Fort Yuma Gold (Per pochi dollari ancora) is a 1966 Italian/Spanish/French international co-production Spaghetti Western film directed by Giorgio Ferroni.

==Plot==
Confederate Major Sanders (Jacques Sernas), continues fighting the North after the conclusion of the American Civil War. Former Rebel Gary Diamond (Giuliano Gemma), now a guide, leads a pair of Union soldiers to obstruct Sanders before he can pull off a raid on Fort Yuma. However the others are unaware that Diamond knows that one of the Union officers is actually Sanders' spy. More complications ensue, pairing Diamond with the aptly named saloon-girl Connie Breastful (Sophie Daumier). Later Diamond is found to be a traitor and is tortured severely before Sanders' plot is foiled.

==Cast==
- Giuliano Gemma (as Montgomery Wood) as Gary Diamond
- Jacques Sernas as Maj. Sanders
- Dan Vadis as Nelson Riggs
- Sophie Daumier as Connie Breastfull
- Nello Pazzafini (as Red Carter) as Sgt. Brian Pitt
- José Calvo as Gordon/Golden .44
- Ángel del Pozo as Capt. Lefevre
- Jacques Herlin (as Arlen Jacques) as Riggs as prisoner, Davis camp
- Andrea Bosic as Colonel as Davis camp
- Antonio Molino Rojo as Brian
- Benny Reeves as Juko
- Furio Meniconi (as Men Fury) as Calvin/Johnny Newman
- José Manuel Martín as Sam
- Jacques Stany as Elijah Murdock
- Lorenzo Robledo as Capt. Taylor
- Riccardo Pizzuti as Corporal Wilson

==Release==
Fort Yuma Gold was released in Italy on October 7, 1966. The film was also released with the English title The Rebel Lieutenant.

==Reception==
From contemporary reviews, an anonymous reviewer in the Monthly Film Bulletin described the film as "Utterly routine" with "unconvincinving fights, witless dialogue and prolonged torture, and the hero is another those unprepossessing supermen" and that the film was only distinguished by "the amazing gullibility of the villains who nonchalantly shrug off the sudden deaths of most of their colleagues as accidental."

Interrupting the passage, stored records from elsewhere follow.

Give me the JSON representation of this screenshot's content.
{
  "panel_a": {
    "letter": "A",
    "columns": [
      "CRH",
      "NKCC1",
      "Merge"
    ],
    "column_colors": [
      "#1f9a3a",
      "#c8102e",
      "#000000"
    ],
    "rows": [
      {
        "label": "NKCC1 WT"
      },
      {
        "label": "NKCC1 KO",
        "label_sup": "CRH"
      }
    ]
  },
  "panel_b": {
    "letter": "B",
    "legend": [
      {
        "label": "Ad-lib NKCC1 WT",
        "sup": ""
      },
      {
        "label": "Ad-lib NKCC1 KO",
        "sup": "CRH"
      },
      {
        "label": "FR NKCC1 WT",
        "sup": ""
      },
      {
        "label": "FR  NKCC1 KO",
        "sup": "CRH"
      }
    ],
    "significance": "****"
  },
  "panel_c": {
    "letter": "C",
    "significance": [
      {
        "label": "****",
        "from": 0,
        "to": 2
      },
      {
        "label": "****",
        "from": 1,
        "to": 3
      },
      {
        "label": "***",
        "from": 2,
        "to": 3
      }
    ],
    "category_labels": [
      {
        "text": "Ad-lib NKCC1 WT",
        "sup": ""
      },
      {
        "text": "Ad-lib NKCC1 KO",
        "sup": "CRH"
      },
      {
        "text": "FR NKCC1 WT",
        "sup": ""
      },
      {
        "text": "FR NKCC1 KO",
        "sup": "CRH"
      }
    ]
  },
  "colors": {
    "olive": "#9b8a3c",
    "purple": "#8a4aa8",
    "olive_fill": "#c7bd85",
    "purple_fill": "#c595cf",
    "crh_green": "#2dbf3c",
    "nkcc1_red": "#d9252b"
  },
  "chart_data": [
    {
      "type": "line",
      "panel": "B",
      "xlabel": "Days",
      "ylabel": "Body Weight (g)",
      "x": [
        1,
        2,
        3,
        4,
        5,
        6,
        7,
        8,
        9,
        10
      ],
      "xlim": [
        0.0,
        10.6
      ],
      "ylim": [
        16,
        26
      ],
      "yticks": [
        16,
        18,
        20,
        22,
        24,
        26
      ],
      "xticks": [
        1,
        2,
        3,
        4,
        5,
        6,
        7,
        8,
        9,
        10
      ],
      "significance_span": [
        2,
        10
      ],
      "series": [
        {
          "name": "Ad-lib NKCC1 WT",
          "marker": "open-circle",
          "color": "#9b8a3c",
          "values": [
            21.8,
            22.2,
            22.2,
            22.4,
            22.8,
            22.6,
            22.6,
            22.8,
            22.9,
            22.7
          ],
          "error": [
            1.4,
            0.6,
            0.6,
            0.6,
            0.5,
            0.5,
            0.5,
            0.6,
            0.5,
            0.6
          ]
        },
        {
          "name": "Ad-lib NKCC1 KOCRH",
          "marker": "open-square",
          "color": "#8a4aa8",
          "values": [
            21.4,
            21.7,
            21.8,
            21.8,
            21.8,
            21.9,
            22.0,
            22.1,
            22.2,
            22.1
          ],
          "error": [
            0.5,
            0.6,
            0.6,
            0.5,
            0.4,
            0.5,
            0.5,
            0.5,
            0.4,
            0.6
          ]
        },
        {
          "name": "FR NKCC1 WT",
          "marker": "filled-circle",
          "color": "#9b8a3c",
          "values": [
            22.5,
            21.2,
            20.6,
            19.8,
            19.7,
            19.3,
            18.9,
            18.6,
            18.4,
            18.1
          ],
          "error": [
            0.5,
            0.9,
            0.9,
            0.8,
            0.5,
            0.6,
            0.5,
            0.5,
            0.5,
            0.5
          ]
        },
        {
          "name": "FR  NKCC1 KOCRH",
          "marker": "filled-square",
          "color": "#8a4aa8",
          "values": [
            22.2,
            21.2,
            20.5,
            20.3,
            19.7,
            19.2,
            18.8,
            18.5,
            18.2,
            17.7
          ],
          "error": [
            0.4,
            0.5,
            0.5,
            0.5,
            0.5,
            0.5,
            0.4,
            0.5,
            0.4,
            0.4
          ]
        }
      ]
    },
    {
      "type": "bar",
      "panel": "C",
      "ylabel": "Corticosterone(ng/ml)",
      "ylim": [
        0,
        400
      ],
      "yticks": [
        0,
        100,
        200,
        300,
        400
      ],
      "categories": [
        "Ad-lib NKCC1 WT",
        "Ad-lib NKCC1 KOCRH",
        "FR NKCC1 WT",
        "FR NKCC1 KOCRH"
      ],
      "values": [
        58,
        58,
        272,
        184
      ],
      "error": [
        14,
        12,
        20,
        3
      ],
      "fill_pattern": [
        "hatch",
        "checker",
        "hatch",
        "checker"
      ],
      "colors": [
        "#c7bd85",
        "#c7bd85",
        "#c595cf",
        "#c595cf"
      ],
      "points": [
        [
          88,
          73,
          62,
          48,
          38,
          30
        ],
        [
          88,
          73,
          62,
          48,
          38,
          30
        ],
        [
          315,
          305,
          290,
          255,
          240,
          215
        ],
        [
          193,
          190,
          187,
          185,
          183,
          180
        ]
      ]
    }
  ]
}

A retrospective review on AllMovie by Robert Firsching referred to the film as a "well-paced spaghetti western" with a "labyrinthine storyline". Firsching noted that Ferroni's film "sometimes crosses the line into silliness, but remains entertaining throughout, aided by a fine score by Ennio Morricone and Gianni Ferrio."